Lá tem gente de tudo quanto é tipo: branco, índio, pobre, não-pobre, turista (poucos, os mais descolados), muitos idosos, adultos e jovens. Comemorava-se o Dia Internacional do Folclore (22 de agosto). No palco, várias atrações regionais, e nada de tango. Quem manda ali é a cultura criolla, do campo. Também tinha um minicavalo e uma llama em miniatura para levar crianças para passear, no meio da galera. Para comer, parrillada, choripan (pão com linguiça), tamales, locro e um sem fim de doces fritos ou assados, além, é claro, das empanadas. Há muita coisa de lã e couro na feira, e muitos artesanatos bonitos. As comidinhas artesanais também nos fizeram perder bastante tempo: milhares de tipos de queijos, salames, mel, compotas doces e salgadas, licores, chocolates, doces regionais (descobri que há vários tipos de alfajores), doce de leite, vinhos, azeites!
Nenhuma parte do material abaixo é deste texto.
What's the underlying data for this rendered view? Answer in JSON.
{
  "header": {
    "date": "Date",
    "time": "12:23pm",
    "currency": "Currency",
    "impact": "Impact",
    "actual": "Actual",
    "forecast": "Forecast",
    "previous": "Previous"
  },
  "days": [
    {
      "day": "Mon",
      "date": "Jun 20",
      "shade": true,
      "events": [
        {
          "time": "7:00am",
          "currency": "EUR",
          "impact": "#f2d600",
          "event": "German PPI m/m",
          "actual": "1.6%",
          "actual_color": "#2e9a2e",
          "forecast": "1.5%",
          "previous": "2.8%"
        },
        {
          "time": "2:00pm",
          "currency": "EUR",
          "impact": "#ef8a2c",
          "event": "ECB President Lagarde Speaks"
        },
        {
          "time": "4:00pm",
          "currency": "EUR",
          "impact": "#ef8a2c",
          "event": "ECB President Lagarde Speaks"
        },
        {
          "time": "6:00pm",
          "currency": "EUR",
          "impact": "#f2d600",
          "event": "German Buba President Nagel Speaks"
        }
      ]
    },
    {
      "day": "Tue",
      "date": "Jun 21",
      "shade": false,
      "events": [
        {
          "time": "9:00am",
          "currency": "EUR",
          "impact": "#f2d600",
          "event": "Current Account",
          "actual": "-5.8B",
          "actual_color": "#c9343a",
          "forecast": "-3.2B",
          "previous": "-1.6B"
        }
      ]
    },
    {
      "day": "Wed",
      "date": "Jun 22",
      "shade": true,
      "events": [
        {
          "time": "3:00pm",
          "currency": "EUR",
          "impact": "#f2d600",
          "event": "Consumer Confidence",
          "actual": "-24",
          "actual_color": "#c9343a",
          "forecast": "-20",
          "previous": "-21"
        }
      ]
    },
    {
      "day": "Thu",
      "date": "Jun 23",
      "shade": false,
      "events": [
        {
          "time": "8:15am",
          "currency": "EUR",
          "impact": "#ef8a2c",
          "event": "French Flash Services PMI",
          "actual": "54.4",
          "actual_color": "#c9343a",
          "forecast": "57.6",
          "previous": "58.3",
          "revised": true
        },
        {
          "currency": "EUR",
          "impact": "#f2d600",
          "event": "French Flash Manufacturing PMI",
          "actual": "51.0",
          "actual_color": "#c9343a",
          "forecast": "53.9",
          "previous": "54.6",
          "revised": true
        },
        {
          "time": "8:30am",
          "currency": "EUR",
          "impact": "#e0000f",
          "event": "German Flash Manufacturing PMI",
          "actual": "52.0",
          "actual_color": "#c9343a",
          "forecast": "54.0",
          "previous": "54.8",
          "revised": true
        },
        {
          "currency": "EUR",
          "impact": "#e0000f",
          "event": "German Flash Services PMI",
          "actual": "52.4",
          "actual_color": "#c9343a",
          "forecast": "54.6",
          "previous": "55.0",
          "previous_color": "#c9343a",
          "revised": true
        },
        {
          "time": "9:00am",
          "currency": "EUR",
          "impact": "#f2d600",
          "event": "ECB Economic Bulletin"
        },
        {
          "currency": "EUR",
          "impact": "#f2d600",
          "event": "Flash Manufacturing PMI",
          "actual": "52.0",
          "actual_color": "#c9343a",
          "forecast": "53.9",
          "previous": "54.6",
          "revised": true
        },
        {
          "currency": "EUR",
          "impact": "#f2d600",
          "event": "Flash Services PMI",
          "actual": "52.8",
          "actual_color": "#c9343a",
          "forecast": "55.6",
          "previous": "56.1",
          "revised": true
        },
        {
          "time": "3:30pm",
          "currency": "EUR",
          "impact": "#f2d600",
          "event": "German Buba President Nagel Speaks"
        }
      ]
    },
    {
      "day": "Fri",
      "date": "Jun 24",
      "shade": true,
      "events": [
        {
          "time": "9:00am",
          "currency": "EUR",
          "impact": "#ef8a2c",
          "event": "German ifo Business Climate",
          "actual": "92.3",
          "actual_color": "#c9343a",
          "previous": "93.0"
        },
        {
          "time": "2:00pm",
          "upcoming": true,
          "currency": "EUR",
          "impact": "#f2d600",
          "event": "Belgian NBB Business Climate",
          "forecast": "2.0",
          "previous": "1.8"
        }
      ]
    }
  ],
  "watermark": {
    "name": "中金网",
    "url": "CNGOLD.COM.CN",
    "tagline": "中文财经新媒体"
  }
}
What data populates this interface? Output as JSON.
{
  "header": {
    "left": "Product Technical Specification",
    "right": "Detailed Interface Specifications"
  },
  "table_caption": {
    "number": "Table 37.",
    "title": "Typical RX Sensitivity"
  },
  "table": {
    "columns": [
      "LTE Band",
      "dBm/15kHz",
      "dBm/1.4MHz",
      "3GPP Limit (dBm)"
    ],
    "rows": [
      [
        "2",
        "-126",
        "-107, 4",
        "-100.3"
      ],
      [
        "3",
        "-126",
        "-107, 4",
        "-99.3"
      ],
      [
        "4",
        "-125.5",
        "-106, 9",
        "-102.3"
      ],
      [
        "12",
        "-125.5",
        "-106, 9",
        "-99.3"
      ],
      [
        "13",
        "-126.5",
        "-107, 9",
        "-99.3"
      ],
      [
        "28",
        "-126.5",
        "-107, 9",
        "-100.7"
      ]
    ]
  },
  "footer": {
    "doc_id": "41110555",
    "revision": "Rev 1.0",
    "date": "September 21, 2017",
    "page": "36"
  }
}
É tudo artesanal e bonito; tem bastante produto de Mendoza e Jujuy - duas províncias do país.


(Pachamama)

Depois de horas de caminhada, sentamos em um restaurante bem simples, instalado em uma construção antiga. A feira fica em frente desse casarão lindo, que parece a casa da fazenda de uma antiga fazenda. A Gabi pediu locro, uma espécie de feijoada mais suave, com feijão branco, canjica e grãos de milho gigante, com tempero leve e carne vermelha com algum osso. Chegamos à conclusão de que a feijoada realmente não tem nada de original: puchero e cassoulet já existiam antes dela. Talvez o locro - a versão latina dos Andes - tenha sido contemporâneo. Eu pedi tamales, uma pamonha enrolada na folha do milho, mas com massa mais parecida com a polenta e recheada de carne. Com o molho chimichurri fica uma delícia! E Quilmes. Siempre. Compramos uns cubanitos de sobremesa, em uma barraca. Uns tubetes gigantes recheados de doce de leite. Delícia! Vimos parte do show (lotado) de um senhor índio simpático que cantava à Pachamama (não lembro o nome dele e perdi o link do evento, dãr).